Un homme acquitté d'un meurtre commis au square Viger à Montréal en 2015 devra subir un second procès, vient de conclure la Cour d'appel du Québec. Paul Evans Gordon Gray avait été acquitté en moins de 24 heures par le jury du meurtre non prémédité d'Edwin Johnson, même si trois témoins affirmaient qu'il avait poignardé la victime.

Publié le 4 juill. 2018
Louis-Samuel Perron LA PRESSE

Le plus haut tribunal de la province a ordonné mercredi la tenue d'un nouveau procès pour Paul Evans Gordon Gray en raison d'une erreur commise par le juge Alexandre Boucher dans ses directives au jury. Le juge du procès qui s'est déroulé au palais de justice de Montréal à l'automne 2016 avait rejeté l'admissibilité en preuve du plaidoyer de culpabilité d'un témoin-clé de la Couronne.

Tamara Chandler, une amie de l'accusé, avait plaidé coupable avant le procès à une accusation de complicité après les faits et avait écopé de 18 mois de prison. Mais pendant son témoignage, Mme Chandler ne pouvait dévoiler au jury son récent plaidoyer. Or, la défense a «indûment profité de cette décision pour exploiter les faits» et s'en prendre à la crédibilité du témoin sans que «le jury obtienne des explications», explique la Cour d'appel.

«Le jury a eu une image déformée de la crédibilité de ce témoin [Chandler], crédibilité qui était centrale à l'issue du procès. [...] L'avocat de la défense a indûment profité de la situation en suggérant une trame factuelle sur fond de collusion, alors que la preuve telle que présentée ne lui permettait pas de le faire», soutient la Cour d'appel.

Ainsi, le verdict du jury «n'aurait pas nécessairement été le même si le juge du procès avait correctement donné ses directives au jury», conclut le plus haut tribunal de la province.

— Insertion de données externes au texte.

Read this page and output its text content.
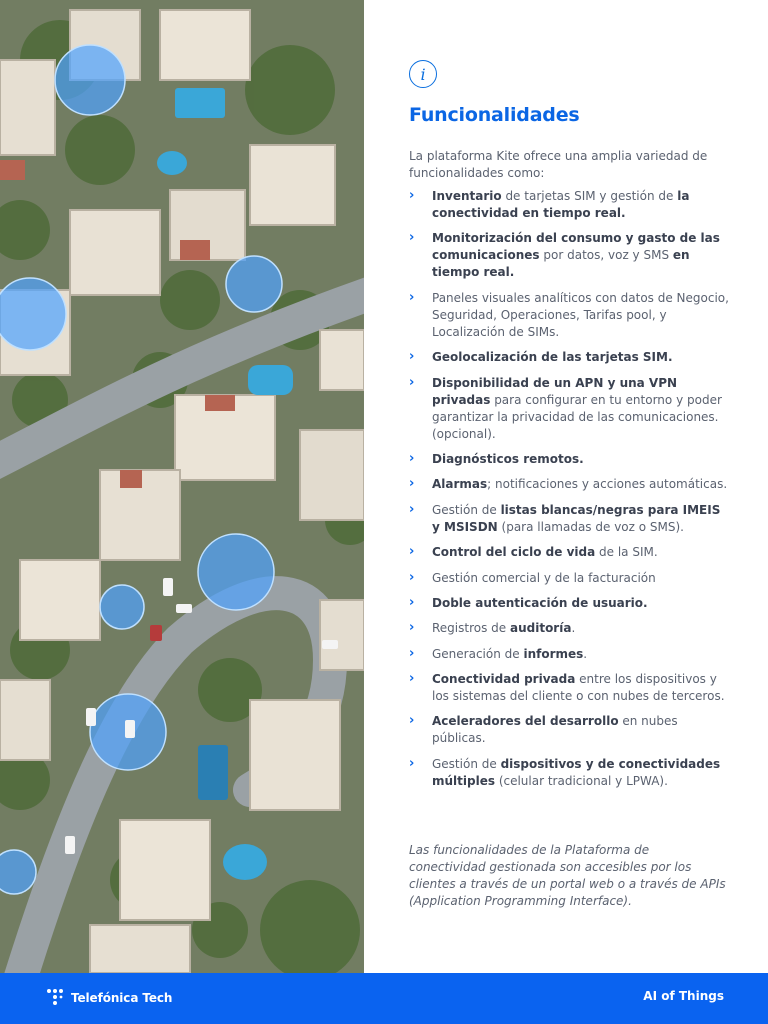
i
Funcionalidades

La plataforma Kite ofrece una amplia variedad de funcionalidades como:

› Inventario de tarjetas SIM y gestión de la conectividad en tiempo real.
› Monitorización del consumo y gasto de las comunicaciones por datos, voz y SMS en tiempo real.
› Paneles visuales analíticos con datos de Negocio, Seguridad, Operaciones, Tarifas pool, y Localización de SIMs.
› Geolocalización de las tarjetas SIM.
› Disponibilidad de un APN y una VPN privadas para configurar en tu entorno y poder garantizar la privacidad de las comunicaciones.(opcional).
› Diagnósticos remotos.
› Alarmas; notificaciones y acciones automáticas.
› Gestión de listas blancas/negras para IMEIS y MSISDN (para llamadas de voz o SMS).
› Control del ciclo de vida de la SIM.
› Gestión comercial y de la facturación
› Doble autenticación de usuario.
› Registros de auditoría.
› Generación de informes.
› Conectividad privada entre los dispositivos y los sistemas del cliente o con nubes de terceros.
› Aceleradores del desarrollo en nubes públicas.
› Gestión de dispositivos y de conectividades múltiples (celular tradicional y LPWA).

Las funcionalidades de la Plataforma de conectividad gestionada son accesibles por los clientes a través de un portal web o a través de APIs (Application Programming Interface).

Telefónica Tech	AI of Things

Paul Evans Gordon Gray est accusé d'avoir poignardé au cou Edwin Johnson, 45 ans, le matin du 27 septembre 2015 au square Viger, au centre-ville de Montréal. Une affaire de drogue serait au coeur du conflit qui a éclaté entre les deux hommes.

Les procureures du Directeur des poursuites criminelles et pénales (DPCP) qui ont piloté ce dossier sont Me Jasmine Guillaume et Me Marie-Claude Bourassa. L'accusé était représenté par Me Marie-Hélène Giroux et Me Clemente Monterosso.